Pamiętajcie wszyscy-my koty jesteśmy DRAPIEŻNIKAMI, jednymi z najbardziej morderczych stworzeń na ziemi.Niech nie zmyli was masz przymilny wygląd.(choć mam wątpliwości czy dotyczy to też tych sztucznych hodowli do zdobienia kanap). Normalny kot ma instynkty drapieżcy- polowanie, nocna aktywność, potrzeba ruchu- im młodszy kot tym więcej wymaga uwagi i znajdowania mu zajęć. Jeśli już mam wytrzymać w ludzkim domu dajcie mi zabawki. Nie muszą być wyszukane byle umożliwiły bieganie,polowanie na nie i wytrzymały nasze pazurki i ząbki. Ja uwielbiam kulki zrobione ze sreberek po czekoladkach-można je toczyć,gryźć i schować. Potrafię też nimi grać "w piłkę". Mam też pluszową mychę-dla dzieci ale jakiejś dobrej firmy-od wielu lat wytrzymuje moje szarpanie ,darcia pazurami i w ogóle tarmoszenie.I wciąż jest cała.

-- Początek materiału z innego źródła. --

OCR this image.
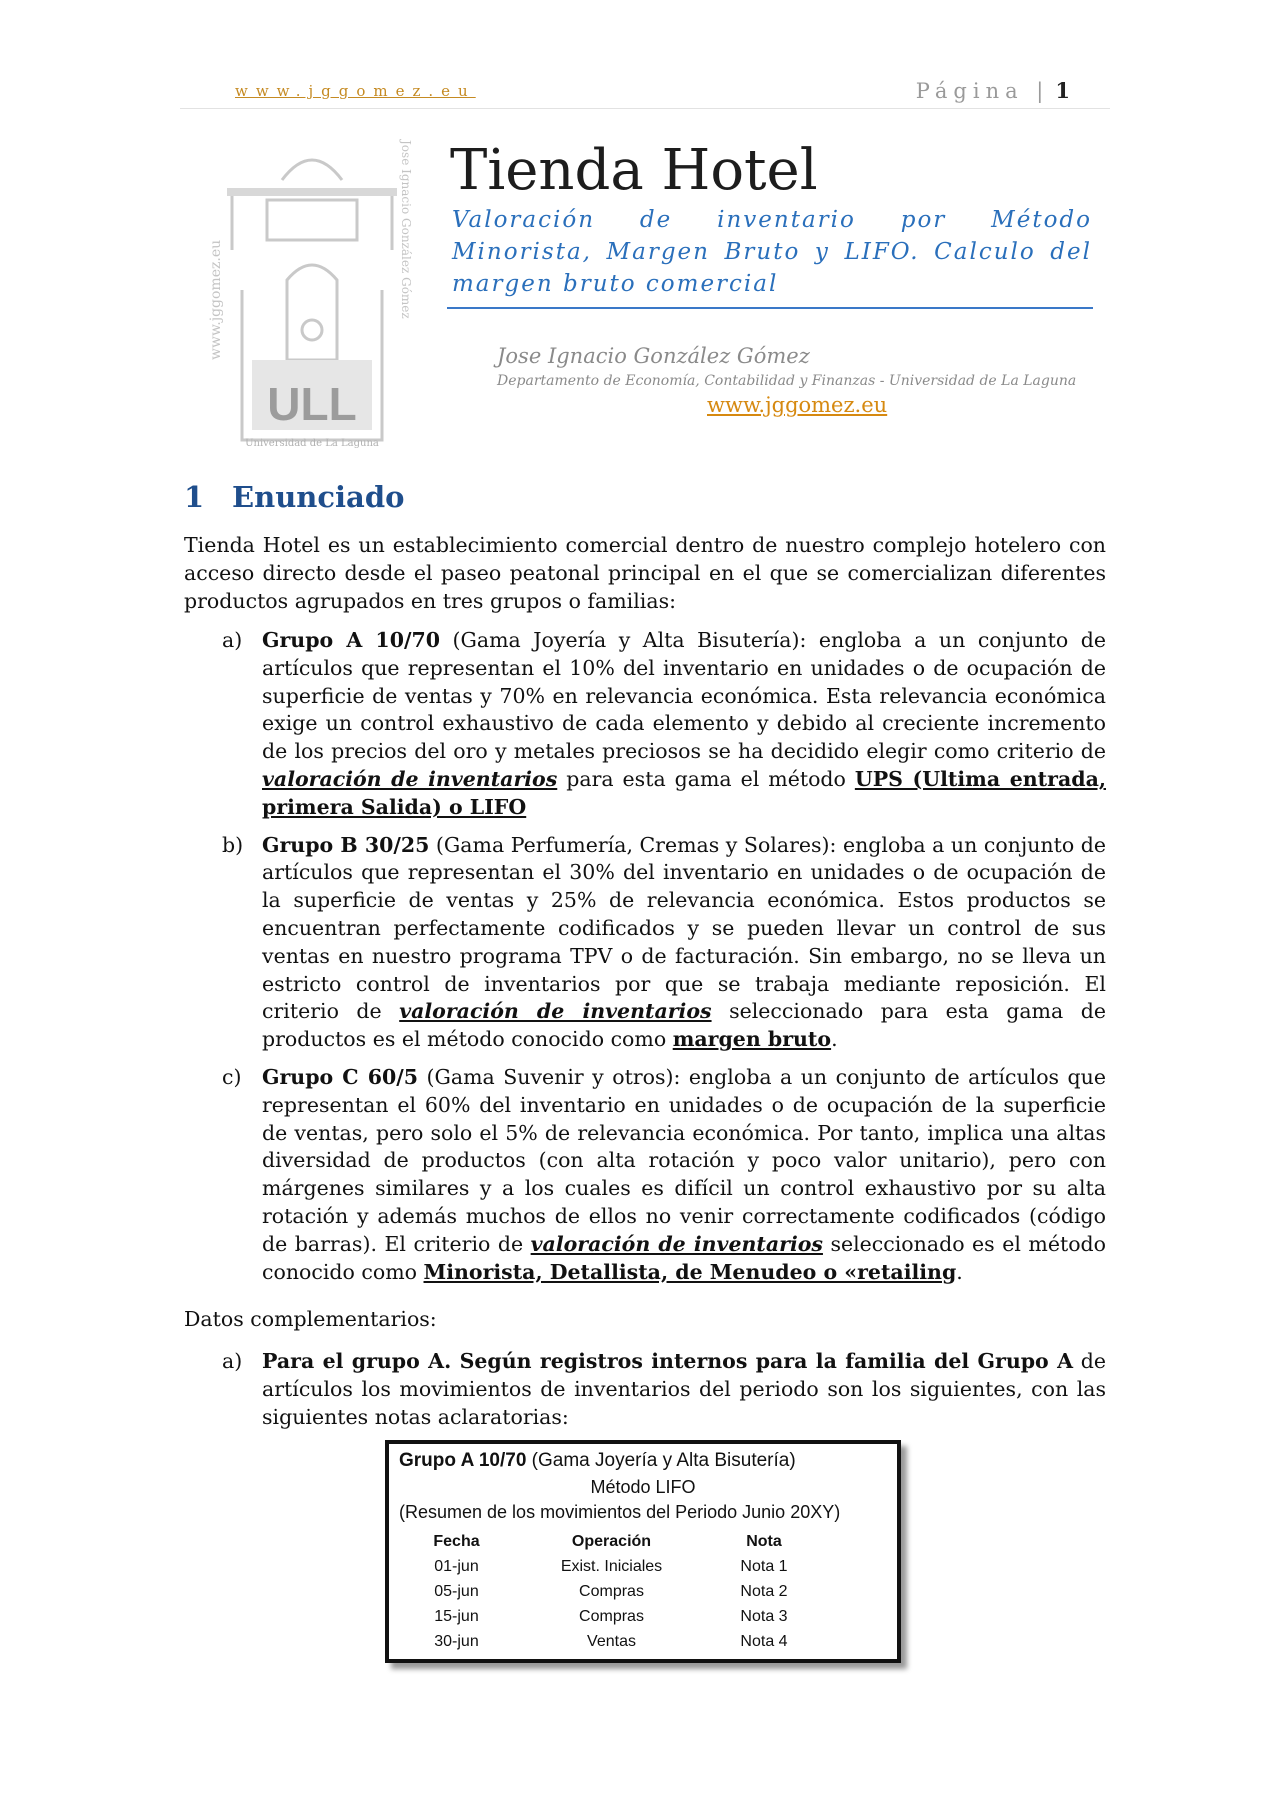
www.jggomez.eu	Página | 1
ULL
www.jggomez.eu	Jose Ignacio González Gómez
Universidad de La Laguna
Tienda Hotel
Valoración de inventario por Método Minorista, Margen Bruto y LIFO. Calculo del margen bruto comercial
Jose Ignacio González Gómez
Departamento de Economía, Contabilidad y Finanzas - Universidad de La Laguna
www.jggomez.eu
1 Enunciado
Tienda Hotel es un establecimiento comercial dentro de nuestro complejo hotelero con acceso directo desde el paseo peatonal principal en el que se comercializan diferentes productos agrupados en tres grupos o familias:
a) Grupo A 10/70 (Gama Joyería y Alta Bisutería): engloba a un conjunto de artículos que representan el 10% del inventario en unidades o de ocupación de superficie de ventas y 70% en relevancia económica. Esta relevancia económica exige un control exhaustivo de cada elemento y debido al creciente incremento de los precios del oro y metales preciosos se ha decidido elegir como criterio de valoración de inventarios para esta gama el método UPS (Ultima entrada, primera Salida) o LIFO
b) Grupo B 30/25 (Gama Perfumería, Cremas y Solares): engloba a un conjunto de artículos que representan el 30% del inventario en unidades o de ocupación de la superficie de ventas y 25% de relevancia económica. Estos productos se encuentran perfectamente codificados y se pueden llevar un control de sus ventas en nuestro programa TPV o de facturación. Sin embargo, no se lleva un estricto control de inventarios por que se trabaja mediante reposición. El criterio de valoración de inventarios seleccionado para esta gama de productos es el método conocido como margen bruto.
c) Grupo C 60/5 (Gama Suvenir y otros): engloba a un conjunto de artículos que representan el 60% del inventario en unidades o de ocupación de la superficie de ventas, pero solo el 5% de relevancia económica. Por tanto, implica una altas diversidad de productos (con alta rotación y poco valor unitario), pero con márgenes similares y a los cuales es difícil un control exhaustivo por su alta rotación y además muchos de ellos no venir correctamente codificados (código de barras). El criterio de valoración de inventarios seleccionado es el método conocido como Minorista, Detallista, de Menudeo o «retailing.
Datos complementarios:
a) Para el grupo A. Según registros internos para la familia del Grupo A de artículos los movimientos de inventarios del periodo son los siguientes, con las siguientes notas aclaratorias:
Grupo A 10/70 (Gama Joyería y Alta Bisutería)
Método LIFO
(Resumen de los movimientos del Periodo Junio 20XY)
Fecha	Operación	Nota
01-jun	Exist. Iniciales	Nota 1
05-jun	Compras	Nota 2
15-jun	Compras	Nota 3
30-jun	Ventas	Nota 4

Nie cierpię twardych plastikowych zabawek, a zwłaszcza piłek z dzwoneczkami-smak obrzydliwy,potrafią pokaleczyć gdy je rozgryzę i hałasują a ja do polowania potrzebuję ciszy by się czaić. Szybko znudziło mnie gonienie za światłem, którego nie można złapać. Też miękkie zabawki na wędce mają wadę-ograniczają pole zabawy. Jeśli mnie lubisz puść czasem ten kij niech ja się sam pobawię.
A jeśli mnie kochasz to w sklepach zoologicznych są np. myszki obleczone prawdziwym futerkiem( nie mysim,ale futerkiem), ze skórzanym ogonkiem. Uwielbiam je nosić w pyszczku za ten ogonek i bawić się nimi. To dla mnie prawdziwa frajda.